The problem of stats

No, not statistics in itself. The problem I am writing about is website statistics, and it started a long time ago.

Back in the day we simply used web server logs to analyse website traffic. One could see an incoming IP address and see where the associated browser went in the website. This worked well back then as websites were simple affairs and essentially all one big lump. Of course, this was an era when web servers were run almost in the spare time of those few IT (and indeed non-IT) that had any interest in the web. Back then I was not in the central IT team but I was afforded some latitude for experimenting with new things, especially when redundant hardware could be used. It was 1992 and the IMG tag was still in the realm of fantasy.

Later, there were two open source packages that became very popular, one called Analog and the other Linklint. The former produced statistics about website visitors and the latter could be used to check for errors, missing pages for example. Analog could, when provided with valid data estimate which countries visitors were coming from, very useful when your organisation markets itself globally.

Of course, the marketeers desired more. I was once asked to find out where everyone who only looked at our home page went next. Ok, where they visited another of our own web servers this was do-able, but the question was expanded to ask which of our competitors they visited next. This was new thinking, by which I mean thinking that one could not associate with any other media. For example, if the publisher of one newspaper wanted to know which other newspaper a person took after only glancing at their own it would need some form of physical surveillance, or perhaps a questionnaire. Neither would be particularly reliable, the questionnaire in particular.

Enter, stage left, Google Analytics. I had attended a launch event – well of a sort anyway – where a new product was described which would enable one to search all across the web. The name? Google. We had rudimentary search products by this time but nothing like what was being described. Bells were ringing, but rather quietly. I think we could see back then that all of a sudden content has value, just not to us. But, Google search aside we later got wind of Google Analytics ad the bells got louder amongst those of us who could already see future issues.

Google Analytics arrived with two quite major advantages. First, IT people no longer had to do anything, and second, the marketeers would have access to easy to understand graphs. But those of us who had this nagging voice about global surveillance and the fact that a corporate entity would effectively have access to data indicating where everyone browsed were ignored. Fast forward to the later times of the GDPR and the coming soon and already years late PECR replacement, cookie laws and all that and I resist shouting we told you so but we did and it was back in 1994.

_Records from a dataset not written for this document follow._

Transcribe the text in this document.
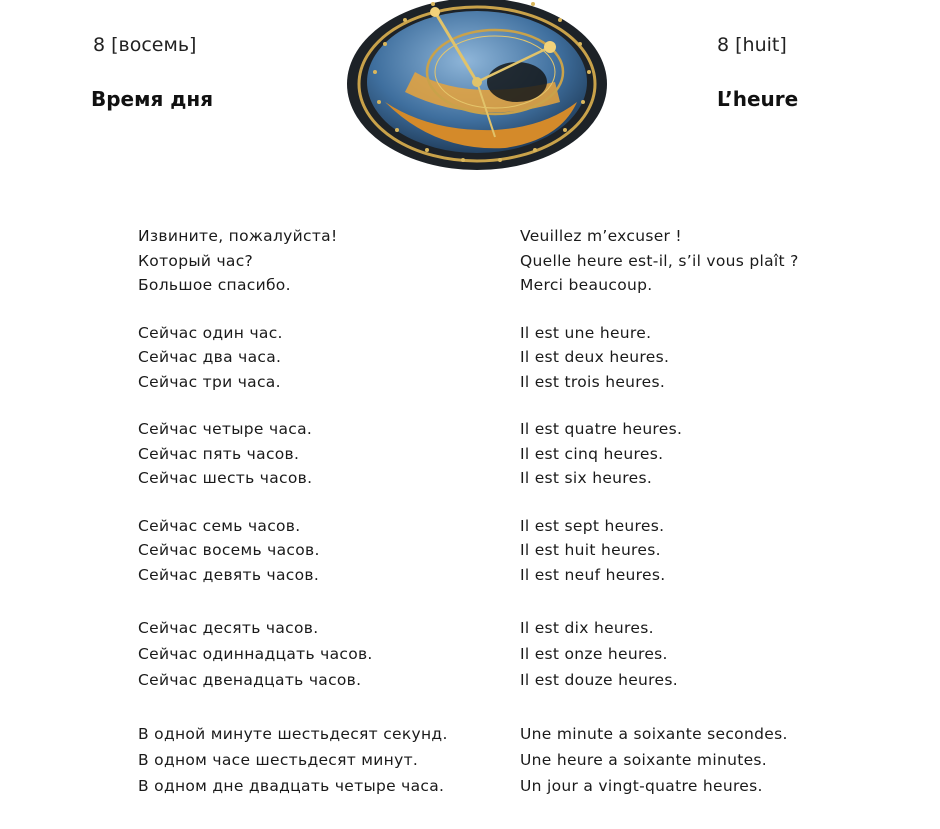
8 [восемь]	8 [huit]
Время дня	L’heure
Извините, пожалуйста!	Veuillez m’excuser !
Который час?	Quelle heure est-il, s’il vous plaît ?
Большое спасибо.	Merci beaucoup.
Сейчас один час.	Il est une heure.
Сейчас два часа.	Il est deux heures.
Сейчас три часа.	Il est trois heures.
Сейчас четыре часа.	Il est quatre heures.
Сейчас пять часов.	Il est cinq heures.
Сейчас шесть часов.	Il est six heures.
Сейчас семь часов.	Il est sept heures.
Сейчас восемь часов.	Il est huit heures.
Сейчас девять часов.	Il est neuf heures.
Сейчас десять часов.	Il est dix heures.
Сейчас одиннадцать часов.	Il est onze heures.
Сейчас двенадцать часов.	Il est douze heures.
В одной минуте шестьдесят секунд.	Une minute a soixante secondes.
В одном часе шестьдесят минут.	Une heure a soixante minutes.
В одном дне двадцать четыре часа.	Un jour a vingt-quatre heures.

Of course, there was still an issue. Ok, we have this useful global search facility now but how do we include local content which is not accessible from outside? Google again to the rescue. I had a pair of Google Search Appliances (GSA) installed, one in each of our main data centres and fronted by a NetScaler appliance. This provided resilience to the loss of a single GSA. Being on our LAN the GSAs were able to spider content that was restricted to local access and which therefore could not be spidered by Big Google. It also provided a useful facility whereby we could rank, to some extent, content and could apply keyword and key phrase matching to direct searches to specific content which would then appear top in the list of results. This little Google was far more friendly, not being bloated by the desire of the mothership to know all things of all people. Perhaps no surprise then that Google eventually retired the GSA product in favour of a cloud based provision. You guessed it, they wanted to know who was accessing all your secret stuff too.

Are we really where we are because marketing people wanted to know everything about everyone and companies, not just Google cashed in on it? Yes, I think so, and you can see just how far by those invasive adverts that themselves continually leverage new technologies to further invade. Remember pop-ups? And then pop-up blockers? And of course the whole cookie debate where a really quite useful facility enabling shopping carts among other things was hijacked in order to track us across webspace. Yeah, those. Remember the good old doubleclick cookie, adware, ad blockers, layers upon layers of this stuff. It is almost all because of marketing.

Advertising is here to stay and I have absolutely no issue with it. Although I generally ignore it I will admit to having seen something advertised that I was unaware of and which actually filled a need. But there is a constant battle between the marketeers and the techies which will continue because all of this, the Internet, the web, email is designed to help us and  be easy to use and to access. And that’s where it all went wrong but it could not really exist any other way.